Changes in gene expression of phenylethanolamine N-methyltransferase in the transplanted human heart.

Heart transplantation (HTx) is an accepted treatment for precisely defined patients with chronic congestive heart failure; however, as a result of the procedure, the graft is completely denervated. Our study focused on the catecholamine biosynthetic pathway, that is, the production of epinephrine, which is known to have positive chronotropic and inotropic effects on the heart. mRNA levels of the phenylethanolamine N-methyltransferase (PNMT), the enzyme catalyzing epinephrine synthesis in myocardial tissue, were determined in 18 patients (0 to 10 yr after HTx). Samples of myocardium were obtained from the right ventricle at the time of a routine endomyocardial biopsy performed for the diagnosis of graft rejection. Results were correlated with the following clinical parameters: heart rate, heart rate variability, blood pressure, graft systolic function, and the presence of the rejection. We observed that heart PNMT mRNA levels were significantly higher during the first 3 yr as compared to longer periods after HTx. Also, a decrease in the average heart rate and an increase in the heart rate variability were documented.
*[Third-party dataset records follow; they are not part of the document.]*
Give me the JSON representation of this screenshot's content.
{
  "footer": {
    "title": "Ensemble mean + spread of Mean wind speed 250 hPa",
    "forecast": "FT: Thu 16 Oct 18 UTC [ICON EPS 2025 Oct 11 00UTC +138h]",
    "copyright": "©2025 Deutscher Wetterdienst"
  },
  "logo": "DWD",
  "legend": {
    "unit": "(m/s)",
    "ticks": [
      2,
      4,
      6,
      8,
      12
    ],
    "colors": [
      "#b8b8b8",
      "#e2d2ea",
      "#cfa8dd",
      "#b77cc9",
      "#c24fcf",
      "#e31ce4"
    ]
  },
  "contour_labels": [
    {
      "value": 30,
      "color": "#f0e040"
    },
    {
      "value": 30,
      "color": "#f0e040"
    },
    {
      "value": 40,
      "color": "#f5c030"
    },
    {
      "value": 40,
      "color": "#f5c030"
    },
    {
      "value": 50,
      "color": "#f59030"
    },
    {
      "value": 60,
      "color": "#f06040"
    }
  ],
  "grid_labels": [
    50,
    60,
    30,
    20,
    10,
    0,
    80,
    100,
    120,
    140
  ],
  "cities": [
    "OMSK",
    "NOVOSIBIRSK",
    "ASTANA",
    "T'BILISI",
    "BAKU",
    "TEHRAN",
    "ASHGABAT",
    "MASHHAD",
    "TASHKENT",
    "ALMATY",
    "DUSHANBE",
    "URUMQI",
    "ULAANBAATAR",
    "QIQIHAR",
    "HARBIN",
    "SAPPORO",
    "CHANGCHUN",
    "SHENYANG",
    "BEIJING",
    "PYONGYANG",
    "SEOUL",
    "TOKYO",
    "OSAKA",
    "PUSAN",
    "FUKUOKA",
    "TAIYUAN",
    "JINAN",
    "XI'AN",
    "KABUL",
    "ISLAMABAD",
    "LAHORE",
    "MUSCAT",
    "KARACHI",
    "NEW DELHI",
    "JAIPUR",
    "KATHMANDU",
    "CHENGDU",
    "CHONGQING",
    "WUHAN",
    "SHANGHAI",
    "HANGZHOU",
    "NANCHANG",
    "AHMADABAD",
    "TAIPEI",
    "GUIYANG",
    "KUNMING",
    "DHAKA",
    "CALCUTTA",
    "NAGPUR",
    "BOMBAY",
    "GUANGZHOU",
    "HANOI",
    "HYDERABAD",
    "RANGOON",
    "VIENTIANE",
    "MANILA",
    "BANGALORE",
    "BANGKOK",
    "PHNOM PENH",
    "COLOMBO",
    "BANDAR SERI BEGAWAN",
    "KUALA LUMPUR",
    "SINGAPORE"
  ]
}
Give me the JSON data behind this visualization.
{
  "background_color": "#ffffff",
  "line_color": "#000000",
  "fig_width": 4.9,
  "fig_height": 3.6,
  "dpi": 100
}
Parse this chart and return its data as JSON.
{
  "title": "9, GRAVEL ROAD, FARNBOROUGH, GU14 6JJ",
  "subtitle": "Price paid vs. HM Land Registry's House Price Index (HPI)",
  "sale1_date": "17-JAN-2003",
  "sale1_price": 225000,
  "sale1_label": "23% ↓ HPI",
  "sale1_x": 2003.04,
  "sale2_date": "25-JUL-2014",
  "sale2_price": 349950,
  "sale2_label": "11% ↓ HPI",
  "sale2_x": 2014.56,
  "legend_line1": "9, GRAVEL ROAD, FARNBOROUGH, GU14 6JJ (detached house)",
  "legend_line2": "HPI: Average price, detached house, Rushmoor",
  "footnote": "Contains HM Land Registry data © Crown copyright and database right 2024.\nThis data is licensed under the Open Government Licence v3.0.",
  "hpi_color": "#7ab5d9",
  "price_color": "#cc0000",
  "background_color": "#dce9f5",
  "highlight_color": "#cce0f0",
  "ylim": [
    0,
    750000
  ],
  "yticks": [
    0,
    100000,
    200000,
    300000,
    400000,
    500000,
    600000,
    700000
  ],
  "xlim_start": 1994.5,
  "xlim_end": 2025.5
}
Levels of the PNMT mRNA do not correlate with blood pressure, left ventricular systolic function at rest, and rejection. Thus, a gradual decrease of the heart rate and an increase in the heart rate variability after HTx is considered to be a sign of cardiac graft reinervation. We speculate that the increased PNMT transcription in human myocardium in early intervals after HTx reflects "autonomous sympathicotrophy." A decrease in the PNMT gene expression with the number of years after HTx could be a consequence of the reinnervation process.